Qual è il bello della detox? Che dopo i primi 3 o 4 giorni di fatica (il secondo giorno per me è stato il peggiore), al quarto o quinto giorno il metabolismo cambia, il corpo si mette in modalità “carestia”, capisce che non arriva cibo e decide di usare le riserve, mettendo in circolo le scorte di energia accumulate sotto forma di grasso. Una bomba energetica arriva dal di dentro! Pur non mangiando alcunché e limitando al minimo l’introito di zuccheri semplici perché usavo davvero poca frutta nei miei estratti (80% verdura e 20% frutta, spesso anche meno) avevo un’energia mai sentita prima. Una chiarezza di pensiero e una forza… mi ritrovavo a fare ginnastica dalle sei di mattina, per un’ora e mezza a volte, come nulla fosse. Cosa che per me è pari al miracolo perché sono normalmente una pigra leggendaria. Finita la detox, con due mesi di Starch Solution ad agosto ero al mio peso ideale (perdendo 8 chili da maggio) e stavo benissimo e sono riuscita a mantenermi in forma senza alcuna fatica fino a novembre, poi per questioni di lavoro ho stravolto la mia routine e ho ripreso a mangiare sempre vegano ma con molti grassi e uscendo spesso a cena anche alcol, patate fritte (la mia passione) e pizza marinara. Il tutto smettendo di colpo l’attività fisica, per 3 mesi. Risultato: avevo ripreso 3 chili ed ero di nuovo intossicata. Sicché ho riprovato a fare una detox a base di succhi ma non ero motivata abbastanza e soprattutto ero sotto stress da lavoro sicché… Ho resistito solo una settimana e poi ho ripreso a mangiare cibo immediatamente, senza transizione, senza nemmeno riprendere la Starch ma semplicemente tornando ad una alimentazione vegana piena di grassi e zuccheri. Argh!!! Per la detox, fatta bene, ci vuole calma e in quel momento non ne avevo. Ma ho ripreso il controllo quasi subito e sono tornata a seguire la Starch Solution.

Mangiando bene mi è tornata l’energia, ho ricominciato a fare un po’ di moto e ora sono pronta per programmare la mia prossima detox a base di estratti, da fare a maggio.

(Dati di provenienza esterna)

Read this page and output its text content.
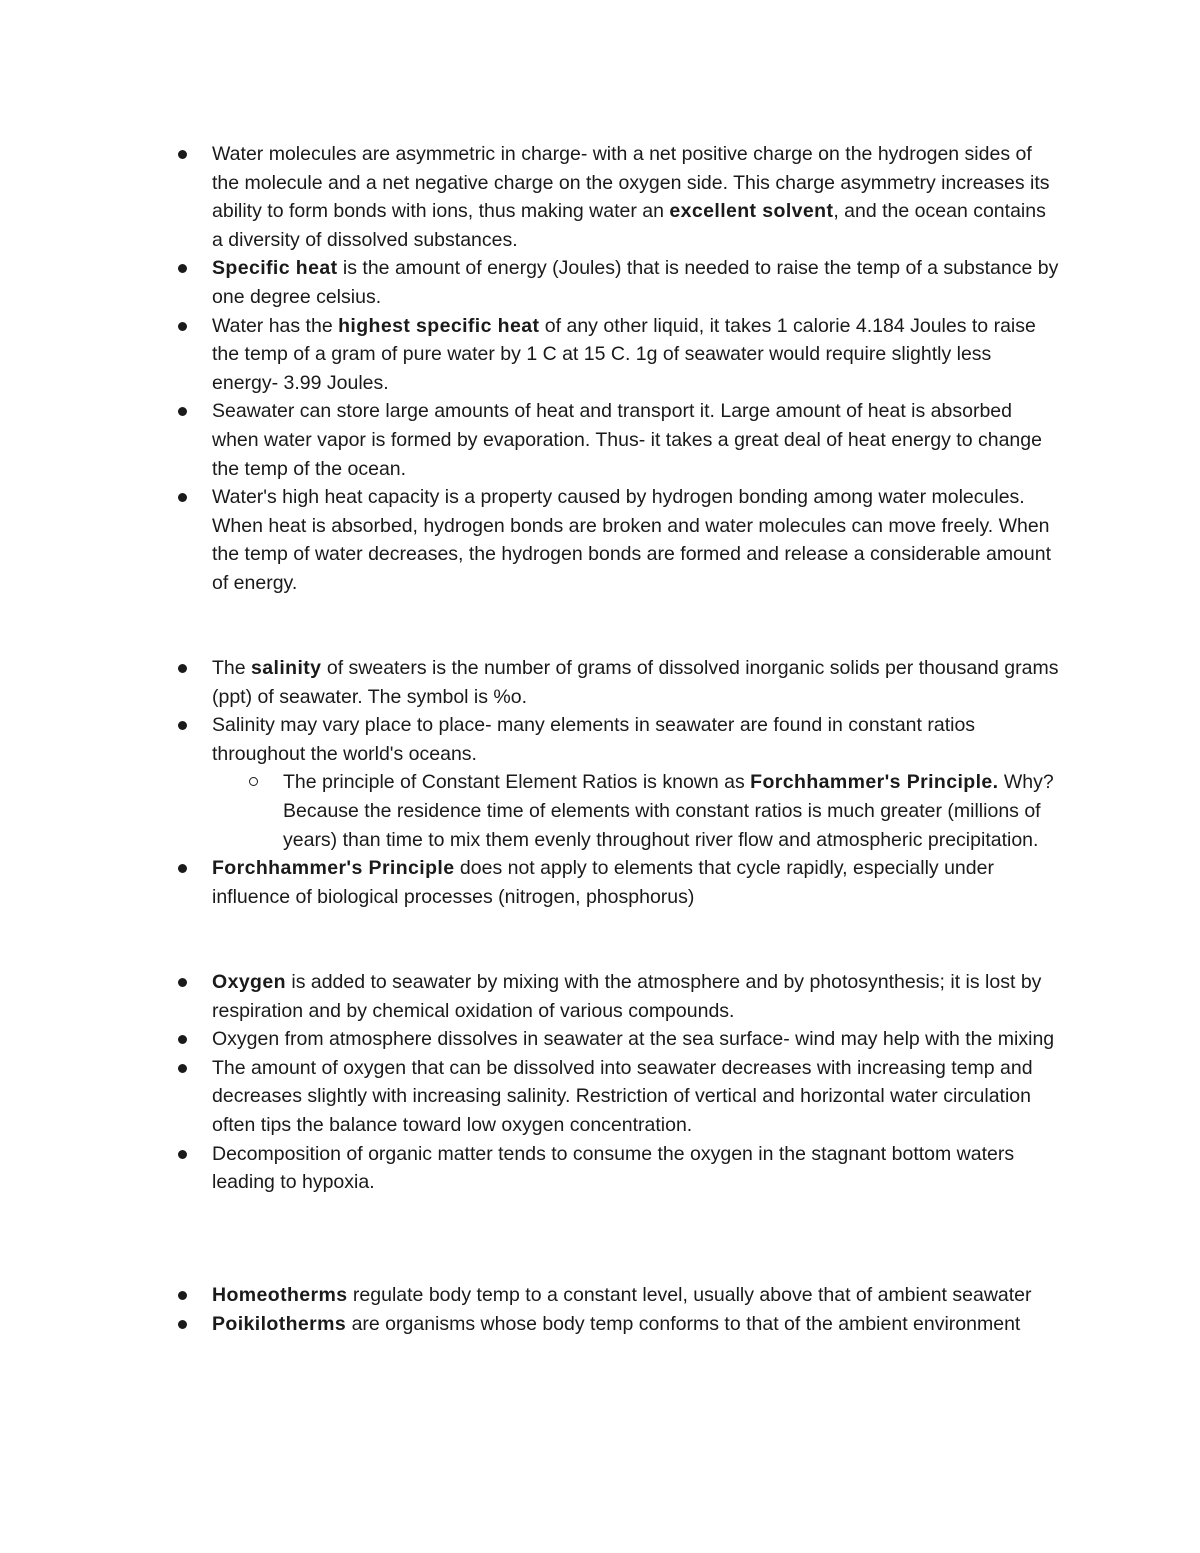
Water molecules are asymmetric in charge- with a net positive charge on the hydrogen sides of the molecule and a net negative charge on the oxygen side. This charge asymmetry increases its ability to form bonds with ions, thus making water an excellent solvent, and the ocean contains a diversity of dissolved substances.
Specific heat is the amount of energy (Joules) that is needed to raise the temp of a substance by one degree celsius.
Water has the highest specific heat of any other liquid, it takes 1 calorie 4.184 Joules to raise the temp of a gram of pure water by 1 C at 15 C. 1g of seawater would require slightly less energy- 3.99 Joules.
Seawater can store large amounts of heat and transport it. Large amount of heat is absorbed when water vapor is formed by evaporation. Thus- it takes a great deal of heat energy to change the temp of the ocean.
Water's high heat capacity is a property caused by hydrogen bonding among water molecules. When heat is absorbed, hydrogen bonds are broken and water molecules can move freely. When the temp of water decreases, the hydrogen bonds are formed and release a considerable amount of energy.
The salinity of sweaters is the number of grams of dissolved inorganic solids per thousand grams (ppt) of seawater. The symbol is %o.
Salinity may vary place to place- many elements in seawater are found in constant ratios throughout the world's oceans.
The principle of Constant Element Ratios is known as Forchhammer's Principle. Why? Because the residence time of elements with constant ratios is much greater (millions of years) than time to mix them evenly throughout river flow and atmospheric precipitation.
Forchhammer's Principle does not apply to elements that cycle rapidly, especially under influence of biological processes (nitrogen, phosphorus)
Oxygen is added to seawater by mixing with the atmosphere and by photosynthesis; it is lost by respiration and by chemical oxidation of various compounds.
Oxygen from atmosphere dissolves in seawater at the sea surface- wind may help with the mixing
The amount of oxygen that can be dissolved into seawater decreases with increasing temp and decreases slightly with increasing salinity. Restriction of vertical and horizontal water circulation often tips the balance toward low oxygen concentration.
Decomposition of organic matter tends to consume the oxygen in the stagnant bottom waters leading to hypoxia.
Homeotherms regulate body temp to a constant level, usually above that of ambient seawater
Poikilotherms are organisms whose body temp conforms to that of the ambient environment
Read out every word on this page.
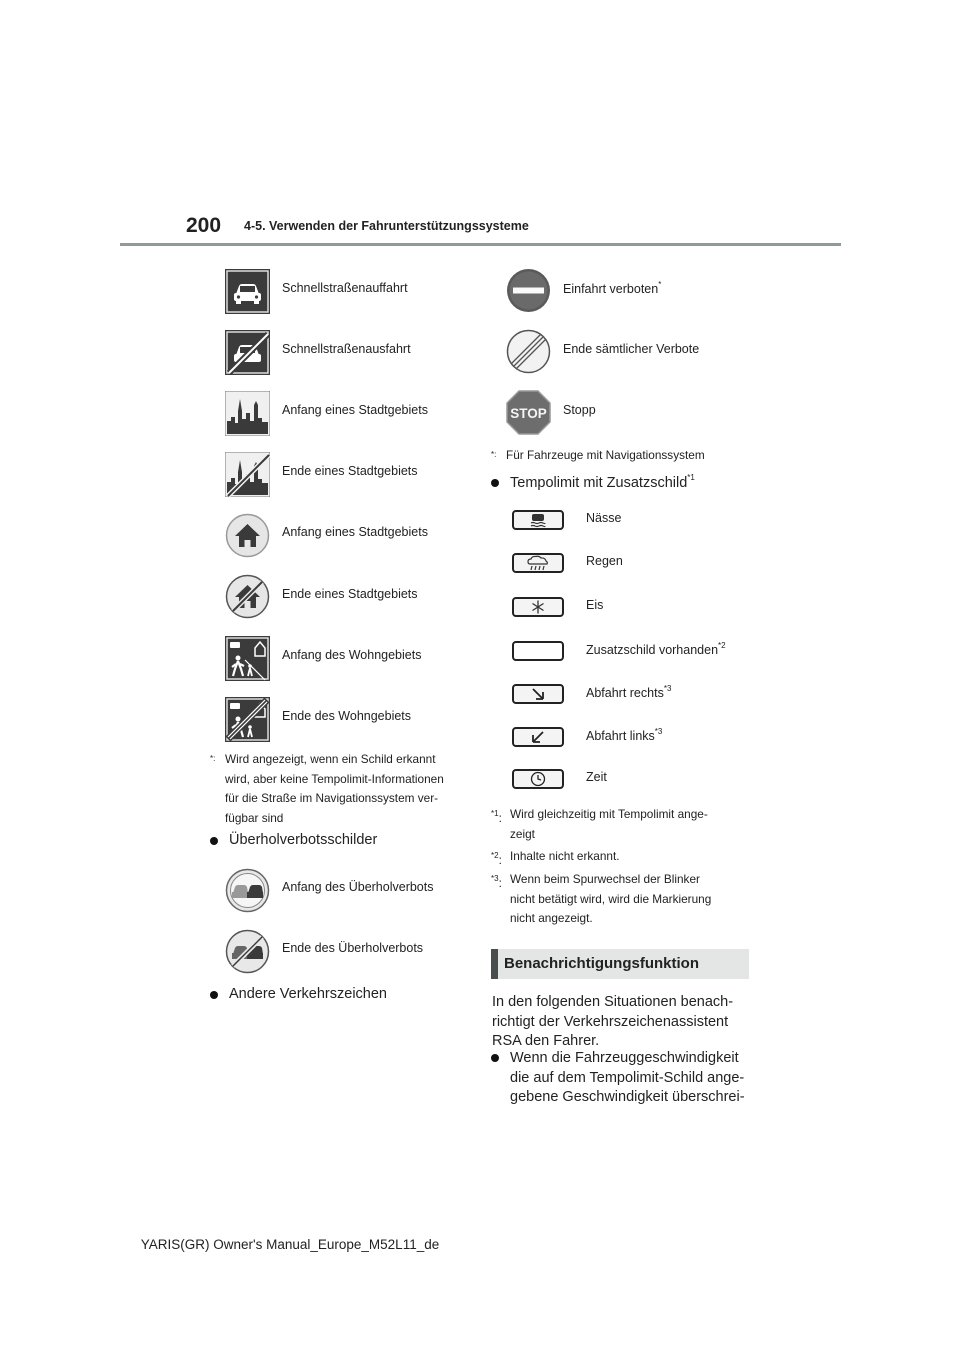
200 4-5. Verwenden der Fahrunterstützungssysteme
Schnellstraßenauffahrt
Schnellstraßenausfahrt
Anfang eines Stadtgebiets
Ende eines Stadtgebiets
Anfang eines Stadtgebiets
Ende eines Stadtgebiets
Anfang des Wohngebiets
Ende des Wohngebiets
*: Wird angezeigt, wenn ein Schild erkannt
wird, aber keine Tempolimit-Informationen
für die Straße im Navigationssystem ver-
fügbar sind
Überholverbotsschilder
Anfang des Überholverbots
Ende des Überholverbots
Andere Verkehrszeichen
Einfahrt verboten*
Ende sämtlicher Verbote
STOP Stopp
*: Für Fahrzeuge mit Navigationssystem
Tempolimit mit Zusatzschild$^{*1}$
Nässe
Regen
Eis
Zusatzschild vorhanden$^{*2}$
Abfahrt rechts$^{*3}$
Abfahrt links$^{*3}$
Zeit
$^{*1}$: Wird gleichzeitig mit Tempolimit ange-
zeigt
$^{*2}$: Inhalte nicht erkannt.
$^{*3}$: Wenn beim Spurwechsel der Blinker
nicht betätigt wird, wird die Markierung
nicht angezeigt.
Benachrichtigungsfunktion
In den folgenden Situationen benach-
richtigt der Verkehrszeichenassistent
RSA den Fahrer.
Wenn die Fahrzeuggeschwindigkeit
die auf dem Tempolimit-Schild ange-
gebene Geschwindigkeit überschrei-
YARIS(GR) Owner's Manual_Europe_M52L11_de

A proposito di questo voglio dire che io sono dell’idea che il cibo vada mangiato e non bevuto, soprattutto la frutta. La frutta sotto forma di frullati o di estratti può addirittura essere dannosa, Ecco perché la limito molto nei miei succhi. Ma anche la verdura andrebbe sempre mangiata perché durante la masticazione, con la saliva, noi attiviamo il processo digestivo che consente di trasformare chimicamente alcuni composti che altrimenti arrivano nello stomaco con un carico di tossicità elevato. Ecco perché la mia assuzione di succhi si limita ai periodi di digiuno e non oltre. Non bevo succhi di norma, non aggiungo estratti alla mia dieta, cerco sempre di mangiare il cibo e non di berlo. Ogni tanto però un periodo di digiuno – fatto con criterio e con relax – aiuta molto. Studiando ulteriormente, so che sempre di più mi orienterò per succhi di sola verdura e “brodi” senza fibre, infusioni di verdura se vogliamo chiamarle così. Credo sia la soluzione migliore e più sana. Il corpo comincia a riparare sé stesso non durante ma subito dopo un digiuno, è un meccanismo molto particolare e affascinante che invito tutti ad approfondire. Il mio prossimo detox lo farò a metà maggio. Vi farò sapere!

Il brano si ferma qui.